M.Arch 2 Students Place in 2021 Vertikal Habitat Competition
SCI-Arc would like to congratulate M.Arch 2 students Carnation Kng and Rene Perez Ignacio who received 2nd and 3rd place awards respectively in the 2021 Vertikal Habitat Urban Housing Tower competition. Hosted by the Opengap network, the competition invited participants to design an innovative new urban housing or mixed-use tower that addresses the growing density of cities with designs that contribute to communities and allow a self-sufficient future. The projects themselves were conceived by Kng and Perez Ignacio in John Enright’s spring 2021 vertical studio.
More information can be found at the competition website, and winning project descriptions are below.
Border Crossing by Carnation Kng (M.Arch 2) - 2nd Place
“We are defined not by our borders but by our bonds.” – Barack Obama
In today’s world, borders are accepted as the status quo and are arbitrary—suggestions of distinctions legitimized by dominant powers. However, clear and definite borders can never truly be drawn between the people and places they seek to divide. Where does one end and where does one begin—when we look into the ties that bind us as people, societies, cultures, and histories?
This project proposes the development of a mixed-use, binational twin tower complex, straddling across the westernmost end of the geo-political border between the United States and Mexico. It is designed to be part of the existing International Friendship Park site in the San Diego-Tijuana region. The existing US-Mexico border manifests in a fence that runs all the way into the Pacific Ocean waters. North of the border, the park is located on federal property under the Department of Homeland Security. South of the border, this park is located in Playas de Tijuana, Baja California.
Two towers emerge from the proposed site, with one tower on each side of the border. Two channels emerge from the towers, forming a binational loop for cultural, educational, and commercial exchanges, nested within the normative tower blocks. Soaring above the existing border fence, and against the majestic backdrop of the Pacific Ocean, the twin towers visually fuse into one entity when viewed from the borderline.

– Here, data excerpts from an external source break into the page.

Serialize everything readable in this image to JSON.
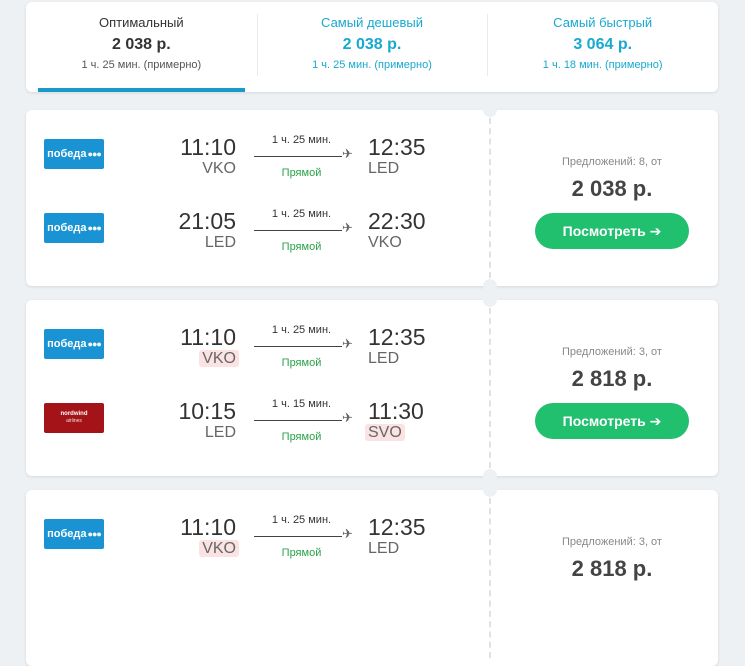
{
  "tabs": [
    {
      "label": "Оптимальный",
      "price": "2 038 р.",
      "duration": "1 ч. 25 мин. (примерно)"
    },
    {
      "label": "Самый дешевый",
      "price": "2 038 р.",
      "duration": "1 ч. 25 мин. (примерно)"
    },
    {
      "label": "Самый быстрый",
      "price": "3 064 р.",
      "duration": "1 ч. 18 мин. (примерно)"
    }
  ],
  "tickets": [
    {
      "segments": [
        {
          "airline": "победа",
          "dep_time": "11:10",
          "dep_airport": "VKO",
          "duration": "1 ч. 25 мин.",
          "type": "Прямой",
          "arr_time": "12:35",
          "arr_airport": "LED"
        },
        {
          "airline": "победа",
          "dep_time": "21:05",
          "dep_airport": "LED",
          "duration": "1 ч. 25 мин.",
          "type": "Прямой",
          "arr_time": "22:30",
          "arr_airport": "VKO"
        }
      ],
      "offers": "Предложений: 8, от",
      "price": "2 038 р.",
      "button": "Посмотреть ➔"
    },
    {
      "segments": [
        {
          "airline": "победа",
          "dep_time": "11:10",
          "dep_airport": "VKO",
          "duration": "1 ч. 25 мин.",
          "type": "Прямой",
          "arr_time": "12:35",
          "arr_airport": "LED"
        },
        {
          "airline": "nordwind",
          "airline_sub": "airlines",
          "dep_time": "10:15",
          "dep_airport": "LED",
          "duration": "1 ч. 15 мин.",
          "type": "Прямой",
          "arr_time": "11:30",
          "arr_airport": "SVO"
        }
      ],
      "offers": "Предложений: 3, от",
      "price": "2 818 р.",
      "button": "Посмотреть ➔"
    },
    {
      "segments": [
        {
          "airline": "победа",
          "dep_time": "11:10",
          "dep_airport": "VKO",
          "duration": "1 ч. 25 мин.",
          "type": "Прямой",
          "arr_time": "12:35",
          "arr_airport": "LED"
        }
      ],
      "offers": "Предложений: 3, от",
      "price": "2 818 р."
    }
  ],
  "colors": {
    "accent": "#18a9cf",
    "button": "#21c06f",
    "direct": "#29a349",
    "airport_highlight": "#fbe3e3",
    "pobeda": "#1993d3",
    "nordwind": "#a31317"
  },
  "icons": {
    "plane": "airplane-icon",
    "arrow": "arrow-right-icon"
  }
}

At the ground level, the tower bases fuse into the existing terrain, providing a public park space that is divided by the border fence running through it. Punctuated by skylights, the public park reveals the underground binational transit zone beneath. Flanked by border control facilities, the binational transit zone serves as a new neutral ground to facilitate free exchanges. The existing border fence’s structural supports extend down into the transit zone without the accompanying fences, enabling people to freely bypass the geo-political division it suggests, literally crossing the line.
Ultimately, this project is a hope for a future that acknowledges the inextricable interconnections that define our human condition. It is a call for an architectural solution to challenge and transcend the status quo—negotiating the lines that divide us and connecting the ties that bind us.
Super Block by Rene Perez Ignacio - 3rd Place
Super Block proposes a new model of verticality that imagines multiple towers that create new neighborhoods in the sky. Instead of the single-standing exclusive apartment building for the extremely wealthy, this project proposes a social agenda of micro and small apartments multiplied across an entire city block of Manhattan, New York. Therefore, the project asks: how can the typology and structural technology of the super-thin vertical building be utilized towards a more inclusive and social understanding of housing?
In recent years, many projects propose a new type of pencil-like, thin skyscrapers that have emerged, distinguished by their limited and exclusive target market. Because of the high demand for space, the city's real estate value is expensive. One of the drawbacks is the limited accessibility to inhabitants who have been forced to find places to live in more affordable areas that regularly are far away and require a significant time of commuting.
But what if we reimagine not just these "pencil towers" themselves, but their interaction with others. What if the complete Manhattan distinctive block is reinterpreted as a "Super Block." The proposal envisions a combinatory mixed-used typology based on the high density but using both; the verticality of the skyscrapers and the horizontality of the block to create a new Manhattan block typology. It will develop connections among the upper space buildings by creating a horizontal cluster villas approach and will break the isolation that has been limited to a skyscraper unit. At the street level, the idea is to create an integrated public space that brings the street into the block by locating part of the program into an accessible path that will connect it with super dense, affordable housing based on micro-units.